‘Spying Devices’ Ruling Outlaws Cell Phones
Published: April 6, 2011 (Issue # 1650)
MOSCOW — Got a dictaphone? A cell phone with voice recording function — say, an iPhone? Or maybe a laptop that can record your Internet phone conversations?
It’s up to three years in jail for you, or a fine of 200,000 rubles ($7,000), unless you obtained permission for your gadget from the Federal Security Service.
This, at least, can be inferred from the Thursday ruling of the Constitutional Court that upheld the law making “spying devices” the exclusive domain of the special services.
The problem is, the list of such devices takes a single page and is vague enough to allow law enforcement agencies to interpret it in wildly varying ways — a privilege officials do not fail to use.
The Criminal Code outlaws sale or purchase of “special technical devices intended for covert collection of information,” unless it is done on an FSB license and the gadgetry is used solely for investigative purposes.

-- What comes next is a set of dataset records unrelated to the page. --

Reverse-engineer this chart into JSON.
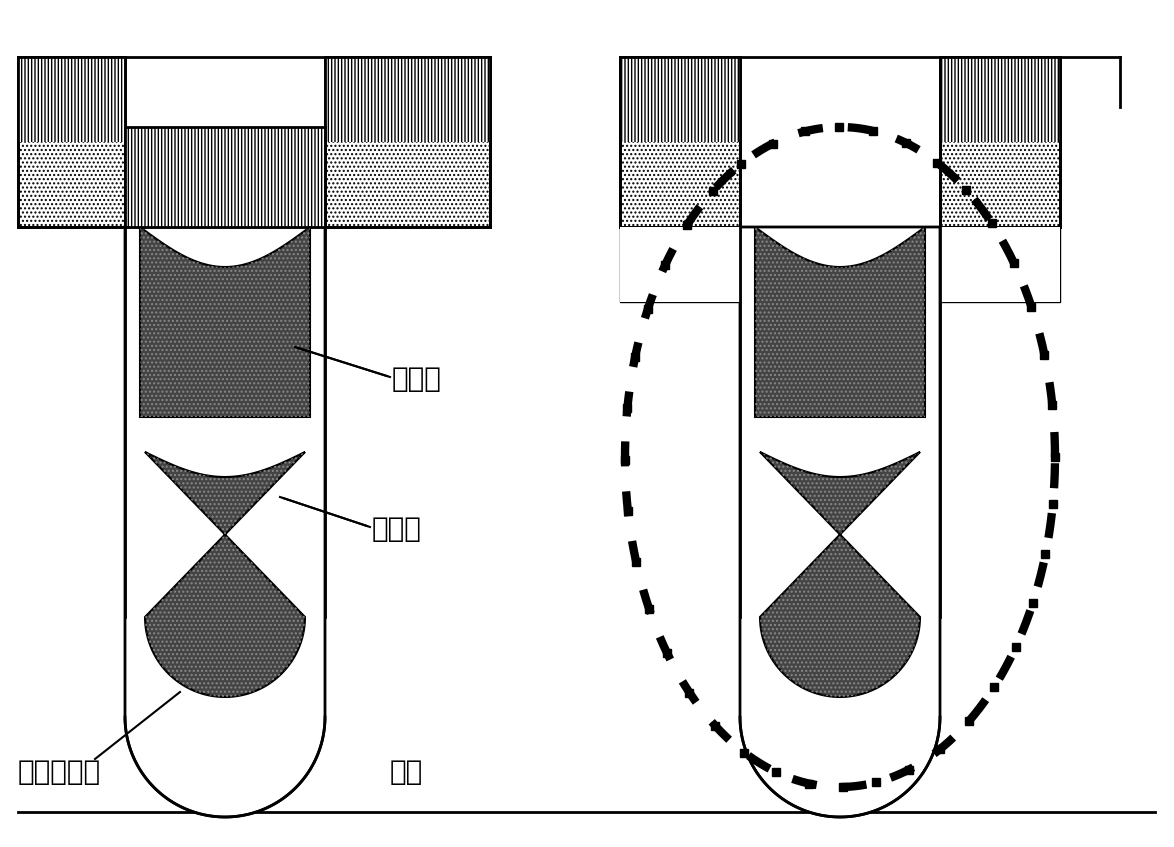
{
  "bg_color": "#ffffff",
  "line_color": "#000000",
  "label_upper_gate": "上层栊",
  "label_lower_gate": "下层栊",
  "label_bottom_oxide": "底部氧化层",
  "label_substrate": "衬底",
  "font_size": 20,
  "gate_fill_color": "#444444",
  "dark_region_color": "#333333"
}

The clause was contested by five people charged over it in separate cases, but the Constitutional Court threw out their lawsuits.
Purchase of such devices “may lead to the breach of privacy,” the court said in its ruling. The logic appears to contradict the presumption of innocence, but the verdict does not touch upon the subject.

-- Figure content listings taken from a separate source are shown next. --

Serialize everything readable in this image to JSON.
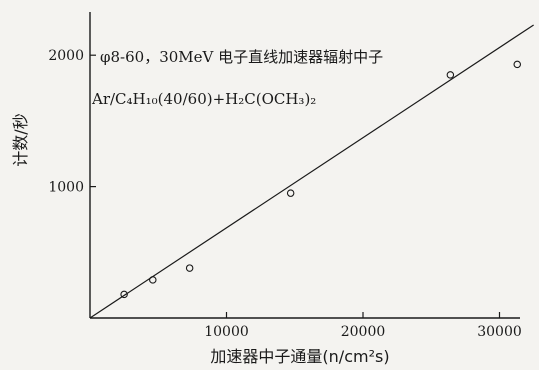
{
  "chart_data": {
    "type": "scatter",
    "title_line1": "φ8-60，30MeV 电子直线加速器辐射中子",
    "title_line2": "Ar/C₄H₁₀(40/60)+H₂C(OCH₃)₂",
    "xlabel": "加速器中子通量(n/cm²s)",
    "ylabel": "计数/秒",
    "xlim": [
      0,
      33000
    ],
    "ylim": [
      0,
      2300
    ],
    "x_ticks": [
      10000,
      20000,
      30000
    ],
    "y_ticks": [
      1000,
      2000
    ],
    "x_tick_labels": [
      "10000",
      "20000",
      "30000"
    ],
    "y_tick_labels": [
      "1000",
      "2000"
    ],
    "points": [
      {
        "x": 2500,
        "y": 180
      },
      {
        "x": 4600,
        "y": 290
      },
      {
        "x": 7300,
        "y": 380
      },
      {
        "x": 14700,
        "y": 950
      },
      {
        "x": 26400,
        "y": 1850
      },
      {
        "x": 31300,
        "y": 1930
      }
    ],
    "fit_line": {
      "x": [
        0,
        32500
      ],
      "y": [
        0,
        2230
      ]
    },
    "grid": false
  }
}
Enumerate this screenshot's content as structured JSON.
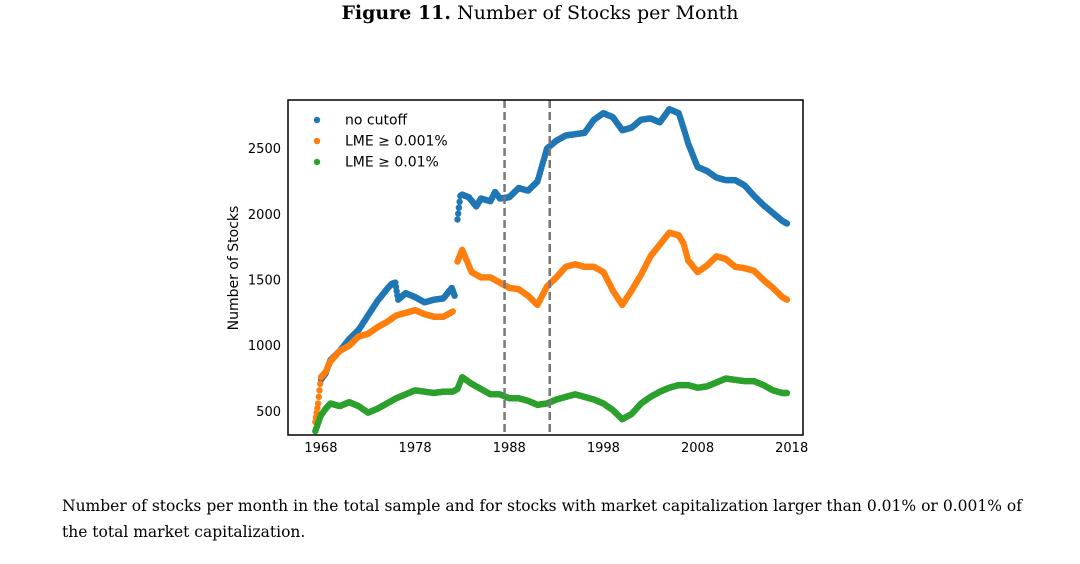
{
  "figure": {
    "label": "Figure 11.",
    "title": "Number of Stocks per Month"
  },
  "caption": "Number of stocks per month in the total sample and for stocks with market capitalization larger than 0.01% or 0.001% of the total market capitalization.",
  "chart_data": {
    "type": "scatter",
    "title": "Number of Stocks per Month",
    "xlabel": "",
    "ylabel": "Number of Stocks",
    "xlim": [
      1964.5,
      2019.2
    ],
    "ylim": [
      320,
      2870
    ],
    "xticks": [
      1968,
      1978,
      1988,
      1998,
      2008,
      2018
    ],
    "yticks": [
      500,
      1000,
      1500,
      2000,
      2500
    ],
    "grid": false,
    "legend_position": "top-left",
    "vlines": [
      1987.5,
      1992.3
    ],
    "series": [
      {
        "name": "no cutoff",
        "color": "#1f77b4",
        "x": [
          1968.0,
          1968.5,
          1969.0,
          1970.0,
          1971.0,
          1972.0,
          1973.0,
          1974.0,
          1975.0,
          1975.5,
          1975.9,
          1976.2,
          1977.0,
          1978.0,
          1979.0,
          1980.0,
          1981.0,
          1981.9,
          1982.2,
          1982.5,
          1982.8,
          1983.0,
          1983.7,
          1984.5,
          1985.0,
          1986.0,
          1986.5,
          1987.0,
          1988.0,
          1989.0,
          1990.0,
          1991.0,
          1992.0,
          1993.0,
          1994.0,
          1995.0,
          1996.0,
          1997.0,
          1998.0,
          1999.0,
          2000.0,
          2001.0,
          2002.0,
          2003.0,
          2004.0,
          2005.0,
          2006.0,
          2006.5,
          2007.0,
          2008.0,
          2009.0,
          2010.0,
          2011.0,
          2012.0,
          2013.0,
          2014.0,
          2015.0,
          2016.0,
          2017.0,
          2017.5
        ],
        "y": [
          740,
          790,
          890,
          960,
          1050,
          1120,
          1230,
          1340,
          1430,
          1470,
          1480,
          1350,
          1400,
          1370,
          1330,
          1350,
          1360,
          1440,
          1380,
          1960,
          2140,
          2150,
          2130,
          2060,
          2120,
          2100,
          2170,
          2120,
          2130,
          2200,
          2180,
          2250,
          2500,
          2560,
          2600,
          2610,
          2620,
          2720,
          2770,
          2740,
          2640,
          2660,
          2720,
          2730,
          2700,
          2800,
          2770,
          2660,
          2540,
          2360,
          2330,
          2280,
          2260,
          2260,
          2220,
          2140,
          2070,
          2010,
          1950,
          1930
        ]
      },
      {
        "name": "LME ≥ 0.001%",
        "color": "#ff7f0e",
        "x": [
          1967.4,
          1967.7,
          1968.0,
          1968.5,
          1969.0,
          1970.0,
          1971.0,
          1972.0,
          1973.0,
          1974.0,
          1975.0,
          1976.0,
          1977.0,
          1978.0,
          1979.0,
          1980.0,
          1981.0,
          1982.0,
          1982.5,
          1983.0,
          1984.0,
          1985.0,
          1986.0,
          1987.0,
          1988.0,
          1989.0,
          1990.0,
          1991.0,
          1992.0,
          1993.0,
          1994.0,
          1995.0,
          1996.0,
          1997.0,
          1998.0,
          1999.0,
          2000.0,
          2001.0,
          2002.0,
          2003.0,
          2004.0,
          2005.0,
          2006.0,
          2006.5,
          2007.0,
          2008.0,
          2009.0,
          2010.0,
          2011.0,
          2012.0,
          2013.0,
          2014.0,
          2015.0,
          2016.0,
          2017.0,
          2017.5
        ],
        "y": [
          420,
          560,
          760,
          800,
          880,
          960,
          1000,
          1070,
          1090,
          1140,
          1180,
          1230,
          1250,
          1270,
          1240,
          1220,
          1220,
          1260,
          1640,
          1730,
          1560,
          1520,
          1520,
          1480,
          1440,
          1430,
          1380,
          1310,
          1450,
          1520,
          1600,
          1620,
          1600,
          1600,
          1560,
          1420,
          1310,
          1420,
          1540,
          1680,
          1770,
          1860,
          1840,
          1780,
          1650,
          1560,
          1610,
          1680,
          1660,
          1600,
          1590,
          1570,
          1500,
          1440,
          1370,
          1350
        ]
      },
      {
        "name": "LME ≥ 0.01%",
        "color": "#2ca02c",
        "x": [
          1967.4,
          1968.0,
          1968.5,
          1969.0,
          1970.0,
          1971.0,
          1972.0,
          1973.0,
          1974.0,
          1975.0,
          1976.0,
          1977.0,
          1978.0,
          1979.0,
          1980.0,
          1981.0,
          1982.0,
          1982.5,
          1983.0,
          1984.0,
          1985.0,
          1986.0,
          1987.0,
          1988.0,
          1989.0,
          1990.0,
          1991.0,
          1992.0,
          1993.0,
          1994.0,
          1995.0,
          1996.0,
          1997.0,
          1998.0,
          1999.0,
          2000.0,
          2001.0,
          2002.0,
          2003.0,
          2004.0,
          2005.0,
          2006.0,
          2007.0,
          2008.0,
          2009.0,
          2010.0,
          2011.0,
          2012.0,
          2013.0,
          2014.0,
          2015.0,
          2016.0,
          2017.0,
          2017.5
        ],
        "y": [
          350,
          470,
          520,
          560,
          540,
          570,
          540,
          490,
          520,
          560,
          600,
          630,
          660,
          650,
          640,
          650,
          650,
          670,
          760,
          710,
          670,
          630,
          630,
          600,
          600,
          580,
          550,
          560,
          590,
          610,
          630,
          610,
          590,
          560,
          510,
          440,
          480,
          560,
          610,
          650,
          680,
          700,
          700,
          680,
          690,
          720,
          750,
          740,
          730,
          730,
          700,
          660,
          640,
          640
        ]
      }
    ]
  }
}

The list of “spy devices” was compiled by the government, which does not specify models or even types of gadgets. Instead, it speaks only of things like “technical devices for covert collection and registration of acoustic information,” a description that most voice recorders fit squarely.
Of the five unsuccessful complainants, four are businessmen producing or reselling gadgetry — which remains available at electronics markets such as Moscow’s Savyolovsky.
The fifth, Alexei Trubin, was handed a suspended sentence in 2008 for equipping a lipstick with tiny microphones. He followed a schematic he found in a school magazine for radio enthusiasts, but the court ruled that he still needed a license.
One of the five, Igor Korshun, runs a company that produces ultra-small voice recorders in Moscow’s Zelenograd. Its products landed the firm, Telesystems, a mention in the Guinness Book of Records in 2009 for the world’s smallest dictaphone — only 4 centimeters long — but also brought it a lot of trouble with authorities.
“One day we are allowed to produce a device, next day it is banned,” Korshun told The St. Petersburg Times on Thursday. One gadget was recently banned by the same law enforcement agency that found it legal eight years prior, he said.
Korshun was sentenced to a fine in 2000 over a “highly sensitive acoustic control guard device” of his making. The gadget was intended to activate in case of burglary, allowing a home owner to hear over the phone what is happening in his apartment. But the device was once found installed in a private eye’s office — which prompted prosecutors to charge Korshun for producing it. Channel One said in February that the actual perpetrators remained unidentified. They never found out who installed it.
“In developed countries, free distribution of eavesdropping devices is banned, too,” Constitutional Court head Valery Zorkin said Thursday.
But this appeared to be a stretch, as in Germany, for example, only remote-controlled bugging devices and spy cameras that transmit live footage are prohibited.
“Under this legislation, things like telephones with adapters [for a voice recorder], which are freely produced by international companies — Samsung, for instance — can’t be produced in Russia,” Korshun said. He was referring to adapters often used by journalists to record phone interviews.
Korshun, who launched his company in 1991, pledged that his company will not go under even after the Thursday ruling.
Telesystems produced the first Russian automatic telephone number ID system, among other things.The company is already looking for ways to avoid bans on its production, he said. “We always try to get an FSB expert conclusion for a device, even though the law doesn’t require it,” Korshun said.